Eisbrenner vermag es, seine Weltsicht in Geschichten und Liedern zu veranschaulichen.
Er bezieht Stellung, hat Mut zu Visionen und so wundert es nicht, dass man ihn als engagierten Künstler auch oft auf Friedensdemonstrationen oder politischen Diskussionsveranstaltungen erlebt.
Eisbrenner setzt seine künstlerischen Mittel zum Bau von Brücken ein, was in seinen über vierzig Bühnenjahren auch immer wieder über die deutschen Grenzen hinaus zu Engagements führte und führt. Wer Frieden will, muss Frieden denken. Dieser Satz gehört zu den Grundsätzen in Eisbrenners Arbeit.

Auch musikalisch ist Tino Eisbrenner ein passionierter Grenzgänger. Längst genügt ihm sein anfängliches Ausdrucksmittel Rock/Pop nicht mehr. Heute ist Eisbrenner ebenso Rockpoet und Singer-Song-Writer wie Chansonnier oder Jazz-Interpret, ein Weltmusiker, ein Troubadour im modernsten Sinn des Wortes. Obendrein pulsiert in ihm das Schauspielerblut, was seine musikalisch-literarischen Abende und Alben eindrucksvoll belegen.

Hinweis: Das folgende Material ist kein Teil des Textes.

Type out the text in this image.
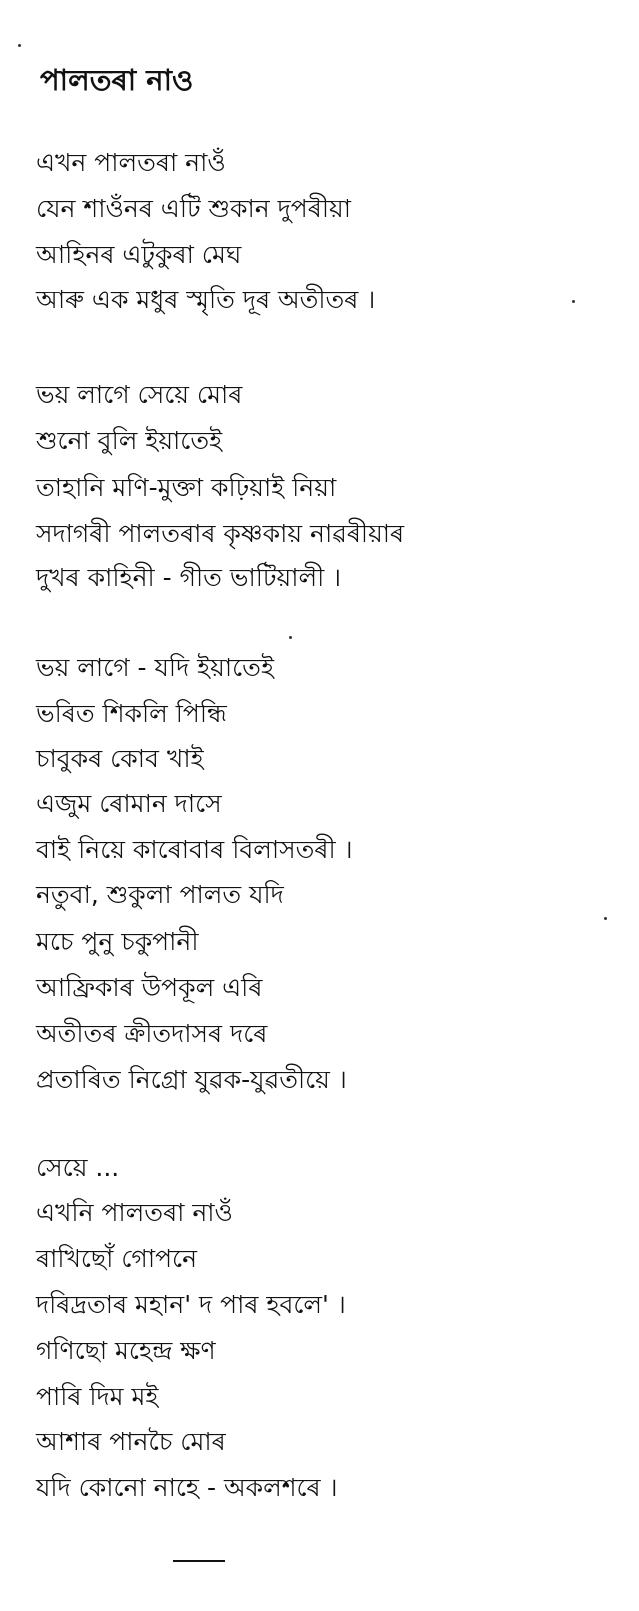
পালতৰা নাও
এখন পালতৰা নাওঁ
যেন শাওঁনৰ এটি শুকান দুপৰীয়া
আহিনৰ এটুকুৰা মেঘ
আৰু এক মধুৰ স্মৃতি দূৰ অতীতৰ ।
ভয় লাগে সেয়ে মোৰ
শুনো বুলি ইয়াতেই
তাহানি মণি-মুক্তা কঢ়িয়াই নিয়া
সদাগৰী পালতৰাৰ কৃষ্ণকায় নাৱৰীয়াৰ
দুখৰ কাহিনী - গীত ভাটিয়ালী ।
ভয় লাগে - যদি ইয়াতেই
ভৰিত শিকলি পিন্ধি
চাবুকৰ কোব খাই
এজুম ৰোমান দাসে
বাই নিয়ে কাৰোবাৰ বিলাসতৰী ।
নতুবা, শুকুলা পালত যদি
মচে পুনু চকুপানী
আফ্রিকাৰ উপকূল এৰি
অতীতৰ ক্রীতদাসৰ দৰে
প্রতাৰিত নিগ্রো যুৱক-যুৱতীয়ে ।
সেয়ে ...
এখনি পালতৰা নাওঁ
ৰাখিছোঁ গোপনে
দৰিদ্রতাৰ মহান' দ পাৰ হবলে' ।
গণিছো মহেন্দ্র ক্ষণ
পাৰি দিম মই
আশাৰ পানচৈ মোৰ
যদি কোনো নাহে - অকলশৰে ।
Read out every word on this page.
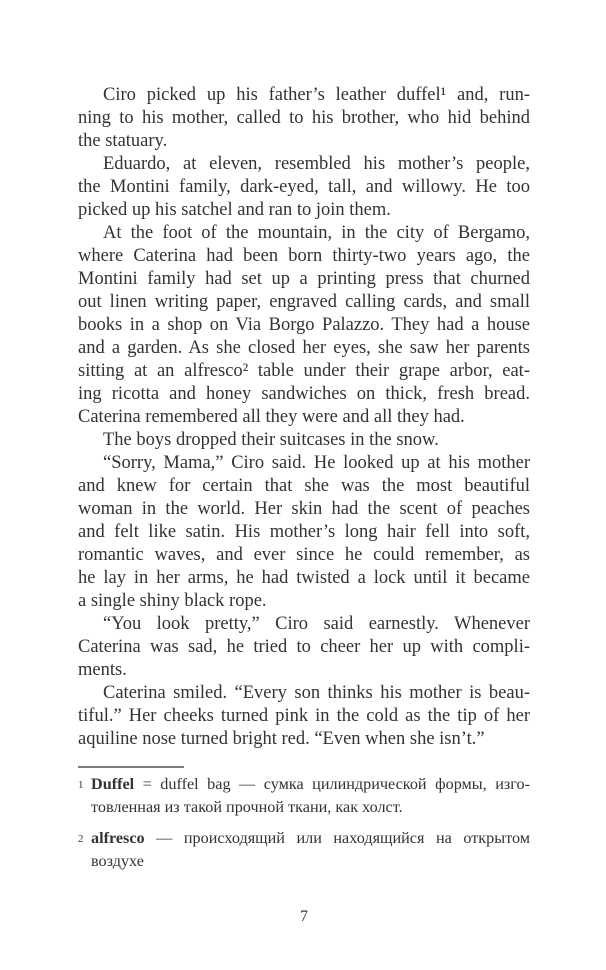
Ciro picked up his father’s leather duffel¹ and, run-
ning to his mother, called to his brother, who hid behind
the statuary.
Eduardo, at eleven, resembled his mother’s people,
the Montini family, dark-eyed, tall, and willowy. He too
picked up his satchel and ran to join them.
At the foot of the mountain, in the city of Bergamo,
where Caterina had been born thirty-two years ago, the
Montini family had set up a printing press that churned
out linen writing paper, engraved calling cards, and small
books in a shop on Via Borgo Palazzo. They had a house
and a garden. As she closed her eyes, she saw her parents
sitting at an alfresco² table under their grape arbor, eat-
ing ricotta and honey sandwiches on thick, fresh bread.
Caterina remembered all they were and all they had.
The boys dropped their suitcases in the snow.
“Sorry, Mama,” Ciro said. He looked up at his mother
and knew for certain that she was the most beautiful
woman in the world. Her skin had the scent of peaches
and felt like satin. His mother’s long hair fell into soft,
romantic waves, and ever since he could remember, as
he lay in her arms, he had twisted a lock until it became
a single shiny black rope.
“You look pretty,” Ciro said earnestly. Whenever
Caterina was sad, he tried to cheer her up with compli-
ments.
Caterina smiled. “Every son thinks his mother is beau-
tiful.” Her cheeks turned pink in the cold as the tip of her
aquiline nose turned bright red. “Even when she isn’t.”
1 Duffel = duffel bag — сумка цилиндрической формы, изго-
товленная из такой прочной ткани, как холст.
2 alfresco — происходящий или находящийся на открытом
воздухе
7
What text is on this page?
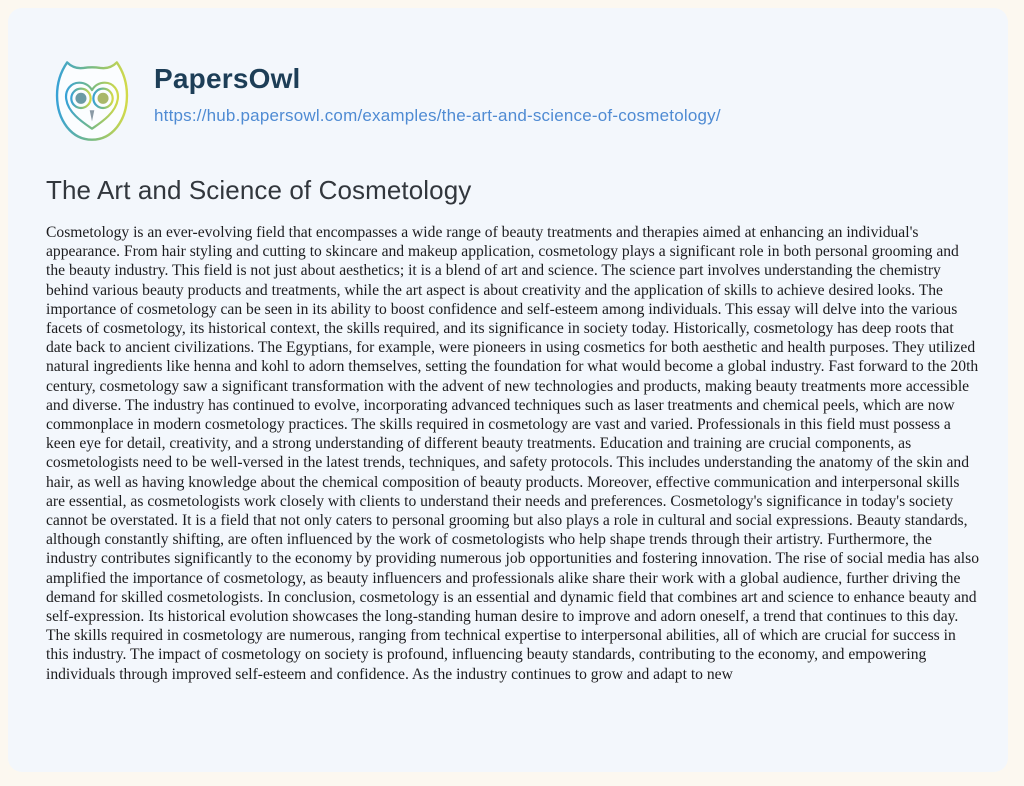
PapersOwl
https://hub.papersowl.com/examples/the-art-and-science-of-cosmetology/
The Art and Science of Cosmetology

Cosmetology is an ever-evolving field that encompasses a wide range of beauty treatments and therapies aimed at enhancing an individual's appearance. From hair styling and cutting to skincare and makeup application, cosmetology plays a significant role in both personal grooming and the beauty industry. This field is not just about aesthetics; it is a blend of art and science. The science part involves understanding the chemistry behind various beauty products and treatments, while the art aspect is about creativity and the application of skills to achieve desired looks. The importance of cosmetology can be seen in its ability to boost confidence and self-esteem among individuals. This essay will delve into the various facets of cosmetology, its historical context, the skills required, and its significance in society today. Historically, cosmetology has deep roots that date back to ancient civilizations. The Egyptians, for example, were pioneers in using cosmetics for both aesthetic and health purposes. They utilized natural ingredients like henna and kohl to adorn themselves, setting the foundation for what would become a global industry. Fast forward to the 20th century, cosmetology saw a significant transformation with the advent of new technologies and products, making beauty treatments more accessible and diverse. The industry has continued to evolve, incorporating advanced techniques such as laser treatments and chemical peels, which are now commonplace in modern cosmetology practices. The skills required in cosmetology are vast and varied. Professionals in this field must possess a keen eye for detail, creativity, and a strong understanding of different beauty treatments. Education and training are crucial components, as cosmetologists need to be well-versed in the latest trends, techniques, and safety protocols. This includes understanding the anatomy of the skin and hair, as well as having knowledge about the chemical composition of beauty products. Moreover, effective communication and interpersonal skills are essential, as cosmetologists work closely with clients to understand their needs and preferences. Cosmetology's significance in today's society cannot be overstated. It is a field that not only caters to personal grooming but also plays a role in cultural and social expressions. Beauty standards, although constantly shifting, are often influenced by the work of cosmetologists who help shape trends through their artistry. Furthermore, the industry contributes significantly to the economy by providing numerous job opportunities and fostering innovation. The rise of social media has also amplified the importance of cosmetology, as beauty influencers and professionals alike share their work with a global audience, further driving the demand for skilled cosmetologists. In conclusion, cosmetology is an essential and dynamic field that combines art and science to enhance beauty and self-expression. Its historical evolution showcases the long-standing human desire to improve and adorn oneself, a trend that continues to this day. The skills required in cosmetology are numerous, ranging from technical expertise to interpersonal abilities, all of which are crucial for success in this industry. The impact of cosmetology on society is profound, influencing beauty standards, contributing to the economy, and empowering individuals through improved self-esteem and confidence. As the industry continues to grow and adapt to new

In seinen Liedern stellt er sich den Themen und Fragen unserer Zeit, ohne dabei die Nonchalance seines Charmes und Humors einzubüßen. Seine Bücher sind Reise- und Zeitgeschichte(n), wie sie ein ostgeborener deutscher Poet und ostdeutscher Rockstar, mit dem Blick auf zwei Gesellschaftsordnungen, anzubieten weiß.

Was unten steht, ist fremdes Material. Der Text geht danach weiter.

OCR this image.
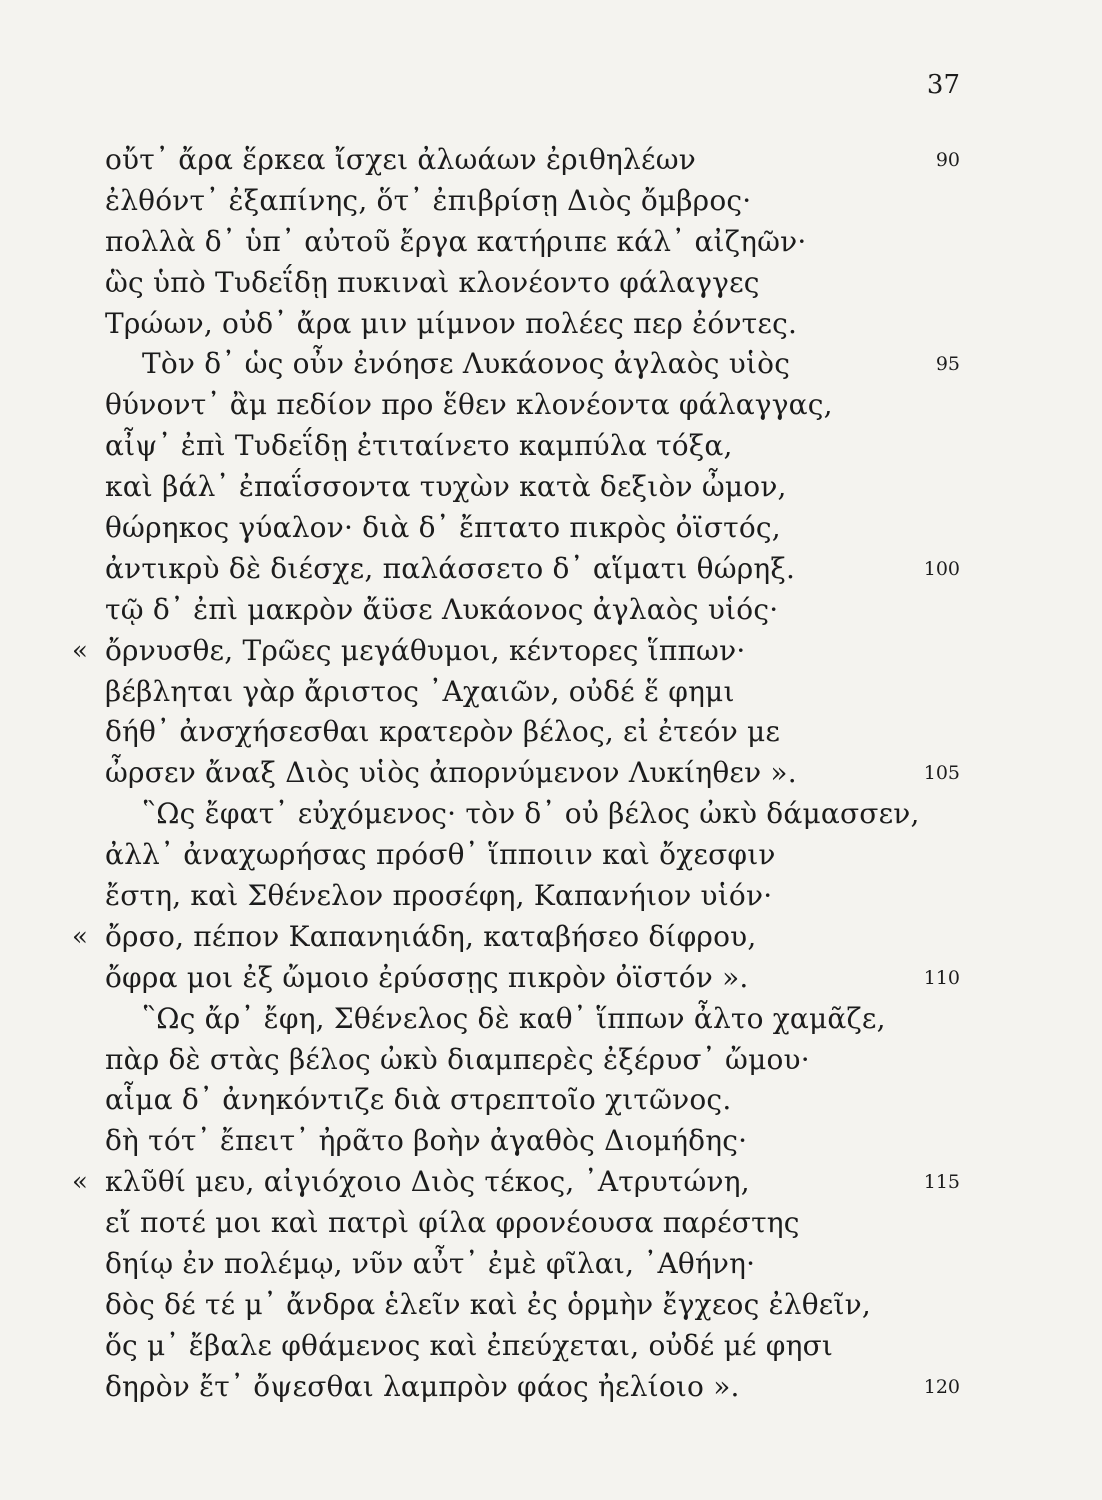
37
οὔτ᾽ ἄρα ἕρκεα ἴσχει ἀλωάων ἐριθηλέων	90
ἐλθόντ᾽ ἐξαπίνης, ὅτ᾽ ἐπιβρίσῃ Διὸς ὄμβρος·
πολλὰ δ᾽ ὑπ᾽ αὐτοῦ ἔργα κατήριπε κάλ᾽ αἰζηῶν·
ὣς ὑπὸ Τυδεΐδῃ πυκιναὶ κλονέοντο φάλαγγες
Τρώων, οὐδ᾽ ἄρα μιν μίμνον πολέες περ ἐόντες.
Τὸν δ᾽ ὡς οὖν ἐνόησε Λυκάονος ἀγλαὸς υἱὸς	95
θύνοντ᾽ ἂμ πεδίον προ ἕθεν κλονέοντα φάλαγγας,
αἶψ᾽ ἐπὶ Τυδεΐδῃ ἐτιταίνετο καμπύλα τόξα,
καὶ βάλ᾽ ἐπαΐσσοντα τυχὼν κατὰ δεξιὸν ὦμον,
θώρηκος γύαλον· διὰ δ᾽ ἔπτατο πικρὸς ὀϊστός,
ἀντικρὺ δὲ διέσχε, παλάσσετο δ᾽ αἵματι θώρηξ.	100
τῷ δ᾽ ἐπὶ μακρὸν ἄϋσε Λυκάονος ἀγλαὸς υἱός·
« ὄρνυσθε, Τρῶες μεγάθυμοι, κέντορες ἵππων·
βέβληται γὰρ ἄριστος ᾿Αχαιῶν, οὐδέ ἕ φημι
δήθ᾽ ἀνσχήσεσθαι κρατερὸν βέλος, εἰ ἐτεόν με
ὦρσεν ἄναξ Διὸς υἱὸς ἀπορνύμενον Λυκίηθεν ».	105
῝Ως ἔφατ᾽ εὐχόμενος· τὸν δ᾽ οὐ βέλος ὠκὺ δάμασσεν,
ἀλλ᾽ ἀναχωρήσας πρόσθ᾽ ἵπποιιν καὶ ὄχεσφιν
ἔστη, καὶ Σθένελον προσέφη, Καπανήιον υἱόν·
« ὄρσο, πέπον Καπανηιάδη, καταβήσεο δίφρου,
ὄφρα μοι ἐξ ὤμοιο ἐρύσσῃς πικρὸν ὀϊστόν ».	110
῝Ως ἄρ᾽ ἔφη, Σθένελος δὲ καθ᾽ ἵππων ἆλτο χαμᾶζε,
πὰρ δὲ στὰς βέλος ὠκὺ διαμπερὲς ἐξέρυσ᾽ ὤμου·
αἷμα δ᾽ ἀνηκόντιζε διὰ στρεπτοῖο χιτῶνος.
δὴ τότ᾽ ἔπειτ᾽ ἠρᾶτο βοὴν ἀγαθὸς Διομήδης·
« κλῦθί μευ, αἰγιόχοιο Διὸς τέκος, ᾿Ατρυτώνη,	115
εἴ ποτέ μοι καὶ πατρὶ φίλα φρονέουσα παρέστης
δηίῳ ἐν πολέμῳ, νῦν αὖτ᾽ ἐμὲ φῖλαι, ᾿Αθήνη·
δὸς δέ τέ μ᾽ ἄνδρα ἑλεῖν καὶ ἐς ὁρμὴν ἔγχεος ἐλθεῖν,
ὅς μ᾽ ἔβαλε φθάμενος καὶ ἐπεύχεται, οὐδέ μέ φησι
δηρὸν ἔτ᾽ ὄψεσθαι λαμπρὸν φάος ἠελίοιο ».	120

„Songpoeten sind wandelnde Reflektoren ihrer Zeit und der Zeiten vor ihrer Zeit. Songpoeten haben Visionen. Sie steigen hinab in die Tiefe der Seelen und fördern etwas zutage wie Schmerz, Angst, Zorn. Etwas wie Verstand, Poesie und Liebe. Etwas, das wir Hoffnung nennen.“

Ob nun vor 50 oder 500 oder 500.000 Zuschauern – Eisbrenner erfasst mit traumwandlerischer Sicherheit den besonderen Reiz der Begegnung, des WO, WARUM und WIE und es entsteht eine Atmosphäre, die noch weit über den Abend hinaus knistert. Sein Oeuvre umfasst bislang 22 musikalische Alben und 5 Bücher.